En la mitología del antiguo Egipto, los dioses tenían su asiento en un sicomoro, Ficus sycomorus, cuyos frutos se destinaban a alimentar a los bienaventurados. Según el Libro Egipcio de los Muertos, sicomoros gemelos flanqueaban la puerta oriental del cielo del que el dios sol, Re, salía cada mañana. Este árbol era considerado también como una manifestación de las diosas Nut, Isis y especialmente Hathor, la «Dama del Sicomoro». El Ficus sycomorus se plantaba a menudo cerca de las tumbas, y se creía que un muerto enterrado en un ataúd de su madera regresaba al vientre del árbol-diosa madre.

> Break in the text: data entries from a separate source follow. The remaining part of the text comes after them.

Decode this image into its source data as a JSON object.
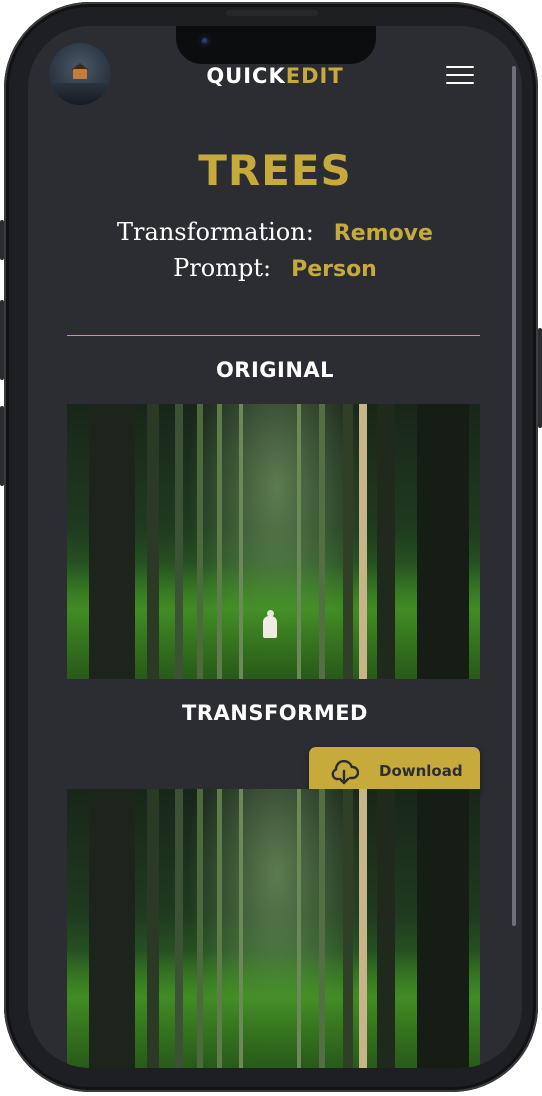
{
  "header": {
    "brand_part1": "QUICK",
    "brand_part2": "EDIT",
    "avatar_icon": "cabin-avatar",
    "menu_icon": "hamburger-menu-icon"
  },
  "page": {
    "title": "TREES",
    "transformation_label": "Transformation:",
    "transformation_value": "Remove",
    "prompt_label": "Prompt:",
    "prompt_value": "Person"
  },
  "sections": {
    "original_label": "ORIGINAL",
    "transformed_label": "TRANSFORMED"
  },
  "download": {
    "label": "Download",
    "icon": "cloud-download-icon"
  },
  "colors": {
    "background": "#2b2d33",
    "accent": "#c6aa3b",
    "text": "#ffffff"
  }
}
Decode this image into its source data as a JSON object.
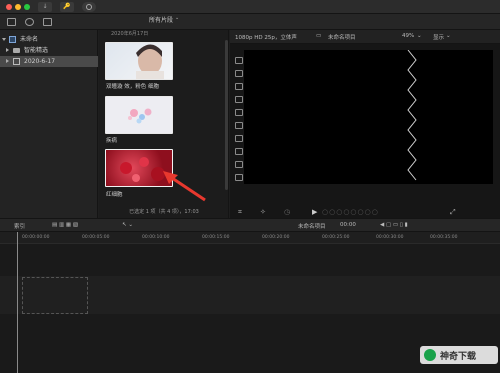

A menudo se tomaba el árbol de la vida como el centro del mundo. Se lo veía como unión de cielo y tierra, representación de un nexo vital entre los mundos de los dioses y los humanos. Oráculos, juicios y otras actividades proféticas se realizaban a su sombra. En algunas tradiciones, el árbol estaba plantado en el centro del mundo y era visto como fuente de la fertilidad terrestre y de la vida. Se creía que la vida humana descendía de él y que sus frutos daban una vida eterna; y si fuera cortado, toda fecundidad llegaría a su término. El árbol de la vida aparecía generalmente en novelas de aventuras en las que el héroe que buscaba el árbol tenía que superar para ello una serie de obstáculos en su camino.

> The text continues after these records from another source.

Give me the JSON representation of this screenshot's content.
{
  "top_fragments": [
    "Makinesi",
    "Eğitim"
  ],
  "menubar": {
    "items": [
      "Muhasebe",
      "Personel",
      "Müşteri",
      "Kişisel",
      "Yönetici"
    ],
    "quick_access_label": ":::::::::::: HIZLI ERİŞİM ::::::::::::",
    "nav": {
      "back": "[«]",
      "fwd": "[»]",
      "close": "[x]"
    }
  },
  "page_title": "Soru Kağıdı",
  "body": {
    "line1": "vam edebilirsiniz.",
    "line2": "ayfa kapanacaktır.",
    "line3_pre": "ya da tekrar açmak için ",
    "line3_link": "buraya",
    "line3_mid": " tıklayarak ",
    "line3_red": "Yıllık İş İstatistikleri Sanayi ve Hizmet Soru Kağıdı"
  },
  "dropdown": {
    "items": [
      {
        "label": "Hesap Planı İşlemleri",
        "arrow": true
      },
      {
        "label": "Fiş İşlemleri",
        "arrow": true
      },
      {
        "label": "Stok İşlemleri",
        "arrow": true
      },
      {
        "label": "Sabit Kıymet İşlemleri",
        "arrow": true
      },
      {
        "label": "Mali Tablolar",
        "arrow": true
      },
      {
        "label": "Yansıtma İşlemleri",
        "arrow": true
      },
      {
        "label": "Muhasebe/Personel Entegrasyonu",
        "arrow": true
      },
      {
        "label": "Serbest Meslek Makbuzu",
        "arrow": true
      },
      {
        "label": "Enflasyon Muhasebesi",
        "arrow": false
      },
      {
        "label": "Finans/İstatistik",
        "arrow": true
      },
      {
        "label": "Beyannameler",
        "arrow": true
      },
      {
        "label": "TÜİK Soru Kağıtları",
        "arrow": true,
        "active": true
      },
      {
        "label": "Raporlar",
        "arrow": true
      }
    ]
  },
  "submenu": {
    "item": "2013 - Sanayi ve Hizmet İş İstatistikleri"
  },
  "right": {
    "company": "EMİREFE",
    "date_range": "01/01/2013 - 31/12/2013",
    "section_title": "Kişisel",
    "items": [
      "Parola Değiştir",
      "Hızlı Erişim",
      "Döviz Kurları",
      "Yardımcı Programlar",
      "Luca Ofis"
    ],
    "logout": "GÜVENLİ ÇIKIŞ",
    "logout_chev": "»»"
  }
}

El Árbol de la Vida de la Cábala (doctrina esotérica medieval del misticismo judío) tenía diez ramas, los Sefirot, que representaban los diez atributos o emanaciones por medio de las cuales lo infinito y lo divino entraría en relación con lo finito. El candelabro ramificado llamado menorah, uno de los más antiguos símbolos del judaísmo, tiene relación con el árbol de la vida. La forma de la menorah habría sido dictada por Dios a Moisés (Éxodo, 25:31-37); había de tener seis brazos, con copas en forma de flor de almendro, con capullos y flores. En los Proverbios 3:18, se dice que la sapiencia es «árbol de vida para los que de ella echan mano».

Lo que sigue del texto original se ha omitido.